Gezi’den umut, dayanışma, adalet, emek, özgürlük, eşitlik çıkar. Biz, bunları her şartta haykırmaya devam edeceğiz. Bu akşam da Taksim’de olacağız. Bu akşam ülkenin dört bir yanında, Gezi’nin yıl dönümünde Gezi’nin taleplerinin savunucusu olmaya, bu mücadeleyi sürdürmeye devam ettiğimizi göstermeye devam edeceğiz. Her yerden haykıracağız. Duymak istemediklerini hep birlikte haykıracağız. ‘Her yer Taksim, her yer direniş. Karanlık gider, Gezi kalır. Zorbalar gider, Gezi kalır’ diyeceğiz.
“Saray rejiminin saldırdığı hiçbir arkadaşımızı yalnız bırakmayacağız”
Gezi’nin yıl dönümünde intikam operasyonları da devam ediyor. Bugün CHP İstanbul İl Başkanı sevgili arkadaşımız Canan Kaftancıoğlu da Silivri Cezaevi’ne götürüldü. Sayın Kaftancıoğlu için verilen bu karar, hukuk tarihine bir kara leke olarak geçmiştir. Aynı Gezi davasında verilen cezalar gibi, aynı AKP iktidarında sayısız örneğini gördüğümüz siyasi davalarda verilen kararlar gibi. Milletvekillerini, belediye başkanlarını tutsak eden kararlar gibi bu karar da hukuk tarihimizin kara lekesi olmuştur.
Biz, AKP iktidarında adaletin kalmadığını biliyoruz. Yargının, ülkeyi ele geçiren bir çetenin basit bir aracına dönüştürüldüğünü görüyoruz. Buradan bir kez daha söz veriyoruz. Saray rejiminin hedef aldığı, saldırdığı hiçbir arkadaşımızı yalnız bırakmayacağız. Hiçbiri yalnız değildir. Arkalarında milyonlar var. Arkalarında milyonların direnişi var. Ne diyorduk Gezi günlerinde? Hukuk biterse haziran başlar. Hukuk yoksa biz varız. Hukuk yoksa bu ülkenin onurlu yurttaşları, bu ülkenin onurlu halkı var.
“Gezi’de yitirdiğimiz kardeşlerimizin hayallerindeki dünyayı kurmak için mücadeleye devam edeceğiz”
Konuşmamı yine bu iktidarın memurları tarafından katledilen bir öğretmeni anarak sonlandırmak istiyorum. Bundan 11 bir yıl önce Hopa’da yine ağacını, denizini korumak isterken polislerin hedef gözeterek nişan aldığı ve katlettiği Metin Lokumcu öğretmenimizi sevgiyle, özlemle anıyorum.

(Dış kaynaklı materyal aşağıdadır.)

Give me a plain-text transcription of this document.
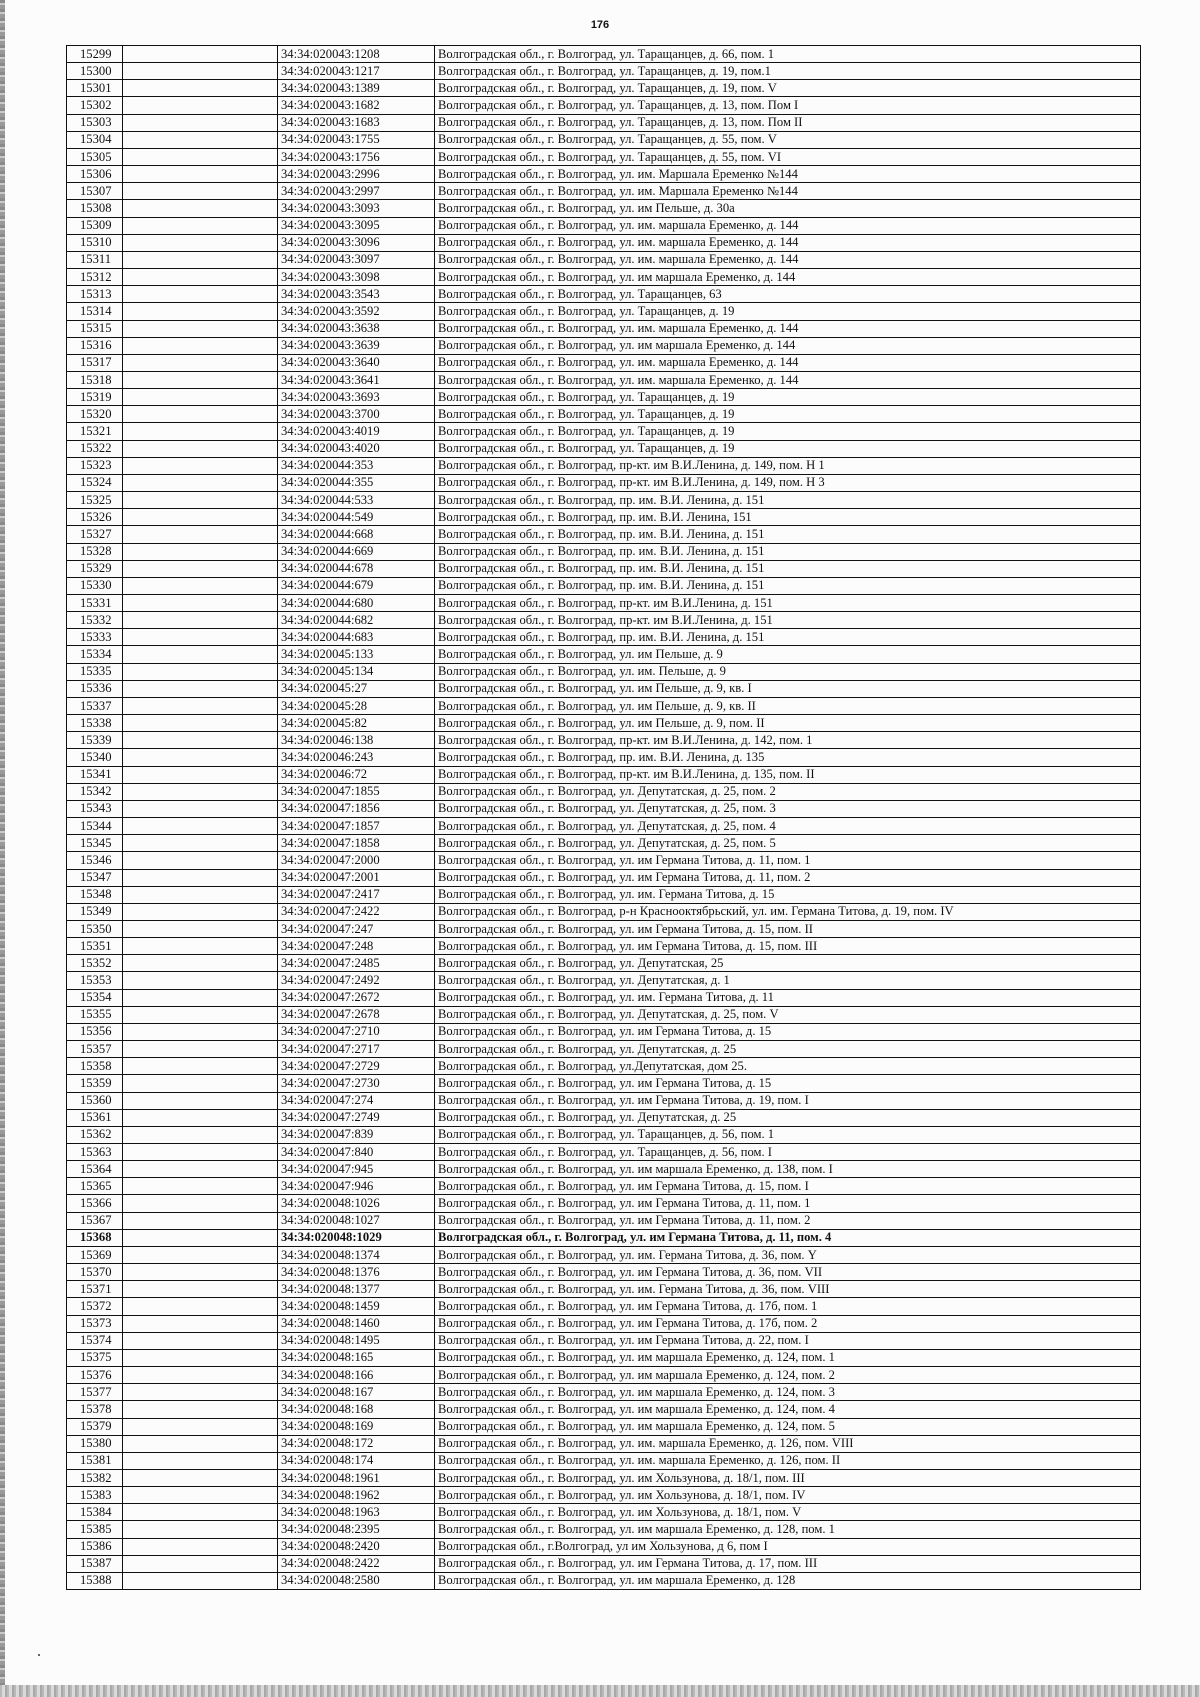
176
15299		34:34:020043:1208	Волгоградская обл., г. Волгоград, ул. Таращанцев, д. 66, пом. 1
15300		34:34:020043:1217	Волгоградская обл., г. Волгоград, ул. Таращанцев, д. 19, пом.1
15301		34:34:020043:1389	Волгоградская обл., г. Волгоград, ул. Таращанцев, д. 19, пом. V
15302		34:34:020043:1682	Волгоградская обл., г. Волгоград, ул. Таращанцев, д. 13, пом. Пом I
15303		34:34:020043:1683	Волгоградская обл., г. Волгоград, ул. Таращанцев, д. 13, пом. Пом II
15304		34:34:020043:1755	Волгоградская обл., г. Волгоград, ул. Таращанцев, д. 55, пом. V
15305		34:34:020043:1756	Волгоградская обл., г. Волгоград, ул. Таращанцев, д. 55, пом. VI
15306		34:34:020043:2996	Волгоградская обл., г. Волгоград, ул. им. Маршала Еременко №144
15307		34:34:020043:2997	Волгоградская обл., г. Волгоград, ул. им. Маршала Еременко №144
15308		34:34:020043:3093	Волгоградская обл., г. Волгоград, ул. им Пельше, д. 30а
15309		34:34:020043:3095	Волгоградская обл., г. Волгоград, ул. им. маршала Еременко, д. 144
15310		34:34:020043:3096	Волгоградская обл., г. Волгоград, ул. им. маршала Еременко, д. 144
15311		34:34:020043:3097	Волгоградская обл., г. Волгоград, ул. им. маршала Еременко, д. 144
15312		34:34:020043:3098	Волгоградская обл., г. Волгоград, ул. им маршала Еременко, д. 144
15313		34:34:020043:3543	Волгоградская обл., г. Волгоград, ул. Таращанцев, 63
15314		34:34:020043:3592	Волгоградская обл., г. Волгоград, ул. Таращанцев, д. 19
15315		34:34:020043:3638	Волгоградская обл., г. Волгоград, ул. им. маршала Еременко, д. 144
15316		34:34:020043:3639	Волгоградская обл., г. Волгоград, ул. им маршала Еременко, д. 144
15317		34:34:020043:3640	Волгоградская обл., г. Волгоград, ул. им. маршала Еременко, д. 144
15318		34:34:020043:3641	Волгоградская обл., г. Волгоград, ул. им. маршала Еременко, д. 144
15319		34:34:020043:3693	Волгоградская обл., г. Волгоград, ул. Таращанцев, д. 19
15320		34:34:020043:3700	Волгоградская обл., г. Волгоград, ул. Таращанцев, д. 19
15321		34:34:020043:4019	Волгоградская обл., г. Волгоград, ул. Таращанцев, д. 19
15322		34:34:020043:4020	Волгоградская обл., г. Волгоград, ул. Таращанцев, д. 19
15323		34:34:020044:353	Волгоградская обл., г. Волгоград, пр-кт. им В.И.Ленина, д. 149, пом. Н 1
15324		34:34:020044:355	Волгоградская обл., г. Волгоград, пр-кт. им В.И.Ленина, д. 149, пом. Н 3
15325		34:34:020044:533	Волгоградская обл., г. Волгоград, пр. им. В.И. Ленина, д. 151
15326		34:34:020044:549	Волгоградская обл., г. Волгоград, пр. им. В.И. Ленина, 151
15327		34:34:020044:668	Волгоградская обл., г. Волгоград, пр. им. В.И. Ленина, д. 151
15328		34:34:020044:669	Волгоградская обл., г. Волгоград, пр. им. В.И. Ленина, д. 151
15329		34:34:020044:678	Волгоградская обл., г. Волгоград, пр. им. В.И. Ленина, д. 151
15330		34:34:020044:679	Волгоградская обл., г. Волгоград, пр. им. В.И. Ленина, д. 151
15331		34:34:020044:680	Волгоградская обл., г. Волгоград, пр-кт. им В.И.Ленина, д. 151
15332		34:34:020044:682	Волгоградская обл., г. Волгоград, пр-кт. им В.И.Ленина, д. 151
15333		34:34:020044:683	Волгоградская обл., г. Волгоград, пр. им. В.И. Ленина, д. 151
15334		34:34:020045:133	Волгоградская обл., г. Волгоград, ул. им Пельше, д. 9
15335		34:34:020045:134	Волгоградская обл., г. Волгоград, ул. им. Пельше, д. 9
15336		34:34:020045:27	Волгоградская обл., г. Волгоград, ул. им Пельше, д. 9, кв. I
15337		34:34:020045:28	Волгоградская обл., г. Волгоград, ул. им Пельше, д. 9, кв. II
15338		34:34:020045:82	Волгоградская обл., г. Волгоград, ул. им Пельше, д. 9, пом. II
15339		34:34:020046:138	Волгоградская обл., г. Волгоград, пр-кт. им В.И.Ленина, д. 142, пом. 1
15340		34:34:020046:243	Волгоградская обл., г. Волгоград, пр. им. В.И. Ленина, д. 135
15341		34:34:020046:72	Волгоградская обл., г. Волгоград, пр-кт. им В.И.Ленина, д. 135, пом. II
15342		34:34:020047:1855	Волгоградская обл., г. Волгоград, ул. Депутатская, д. 25, пом. 2
15343		34:34:020047:1856	Волгоградская обл., г. Волгоград, ул. Депутатская, д. 25, пом. 3
15344		34:34:020047:1857	Волгоградская обл., г. Волгоград, ул. Депутатская, д. 25, пом. 4
15345		34:34:020047:1858	Волгоградская обл., г. Волгоград, ул. Депутатская, д. 25, пом. 5
15346		34:34:020047:2000	Волгоградская обл., г. Волгоград, ул. им Германа Титова, д. 11, пом. 1
15347		34:34:020047:2001	Волгоградская обл., г. Волгоград, ул. им Германа Титова, д. 11, пом. 2
15348		34:34:020047:2417	Волгоградская обл., г. Волгоград, ул. им. Германа Титова, д. 15
15349		34:34:020047:2422	Волгоградская обл., г. Волгоград, р-н Краснооктябрьский, ул. им. Германа Титова, д. 19, пом. IV
15350		34:34:020047:247	Волгоградская обл., г. Волгоград, ул. им Германа Титова, д. 15, пом. II
15351		34:34:020047:248	Волгоградская обл., г. Волгоград, ул. им Германа Титова, д. 15, пом. III
15352		34:34:020047:2485	Волгоградская обл., г. Волгоград, ул. Депутатская, 25
15353		34:34:020047:2492	Волгоградская обл., г. Волгоград, ул. Депутатская, д. 1
15354		34:34:020047:2672	Волгоградская обл., г. Волгоград, ул. им. Германа Титова, д. 11
15355		34:34:020047:2678	Волгоградская обл., г. Волгоград, ул. Депутатская, д. 25, пом. V
15356		34:34:020047:2710	Волгоградская обл., г. Волгоград, ул. им Германа Титова, д. 15
15357		34:34:020047:2717	Волгоградская обл., г. Волгоград, ул. Депутатская, д. 25
15358		34:34:020047:2729	Волгоградская обл., г. Волгоград, ул.Депутатская, дом 25.
15359		34:34:020047:2730	Волгоградская обл., г. Волгоград, ул. им Германа Титова, д. 15
15360		34:34:020047:274	Волгоградская обл., г. Волгоград, ул. им Германа Титова, д. 19, пом. I
15361		34:34:020047:2749	Волгоградская обл., г. Волгоград, ул. Депутатская, д. 25
15362		34:34:020047:839	Волгоградская обл., г. Волгоград, ул. Таращанцев, д. 56, пом. 1
15363		34:34:020047:840	Волгоградская обл., г. Волгоград, ул. Таращанцев, д. 56, пом. I
15364		34:34:020047:945	Волгоградская обл., г. Волгоград, ул. им маршала Еременко, д. 138, пом. I
15365		34:34:020047:946	Волгоградская обл., г. Волгоград, ул. им Германа Титова, д. 15, пом. I
15366		34:34:020048:1026	Волгоградская обл., г. Волгоград, ул. им Германа Титова, д. 11, пом. 1
15367		34:34:020048:1027	Волгоградская обл., г. Волгоград, ул. им Германа Титова, д. 11, пом. 2
15368		34:34:020048:1029	Волгоградская обл., г. Волгоград, ул. им Германа Титова, д. 11, пом. 4
15369		34:34:020048:1374	Волгоградская обл., г. Волгоград, ул. им. Германа Титова, д. 36, пом. Y
15370		34:34:020048:1376	Волгоградская обл., г. Волгоград, ул. им Германа Титова, д. 36, пом. VII
15371		34:34:020048:1377	Волгоградская обл., г. Волгоград, ул. им. Германа Титова, д. 36, пом. VIII
15372		34:34:020048:1459	Волгоградская обл., г. Волгоград, ул. им Германа Титова, д. 17б, пом. 1
15373		34:34:020048:1460	Волгоградская обл., г. Волгоград, ул. им Германа Титова, д. 17б, пом. 2
15374		34:34:020048:1495	Волгоградская обл., г. Волгоград, ул. им Германа Титова, д. 22, пом. I
15375		34:34:020048:165	Волгоградская обл., г. Волгоград, ул. им маршала Еременко, д. 124, пом. 1
15376		34:34:020048:166	Волгоградская обл., г. Волгоград, ул. им маршала Еременко, д. 124, пом. 2
15377		34:34:020048:167	Волгоградская обл., г. Волгоград, ул. им маршала Еременко, д. 124, пом. 3
15378		34:34:020048:168	Волгоградская обл., г. Волгоград, ул. им маршала Еременко, д. 124, пом. 4
15379		34:34:020048:169	Волгоградская обл., г. Волгоград, ул. им маршала Еременко, д. 124, пом. 5
15380		34:34:020048:172	Волгоградская обл., г. Волгоград, ул. им. маршала Еременко, д. 126, пом. VIII
15381		34:34:020048:174	Волгоградская обл., г. Волгоград, ул. им. маршала Еременко, д. 126, пом. II
15382		34:34:020048:1961	Волгоградская обл., г. Волгоград, ул. им Хользунова, д. 18/1, пом. III
15383		34:34:020048:1962	Волгоградская обл., г. Волгоград, ул. им Хользунова, д. 18/1, пом. IV
15384		34:34:020048:1963	Волгоградская обл., г. Волгоград, ул. им Хользунова, д. 18/1, пом. V
15385		34:34:020048:2395	Волгоградская обл., г. Волгоград, ул. им маршала Еременко, д. 128, пом. 1
15386		34:34:020048:2420	Волгоградская обл., г.Волгоград, ул им Хользунова, д 6, пом I
15387		34:34:020048:2422	Волгоградская обл., г. Волгоград, ул. им Германа Титова, д. 17, пом. III
15388		34:34:020048:2580	Волгоградская обл., г. Волгоград, ул. им маршала Еременко, д. 128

Gezi direnişinin de işaret fişeğini veren direnişlerden bir tanesinin içindeydi Metin hocamız. Hedef gözeterek onun ölümüne neden olan iktidar memurlarının hak ettiği cezayı almaları için var gücümüzle mücadele etmeye devam edeceğiz. Gezi’de yitirdiğimiz kardeşlerimizin, Metin öğretmenlerimizin hayallerindeki dünyayı kurmak için mücadeleye devam edeceğiz.”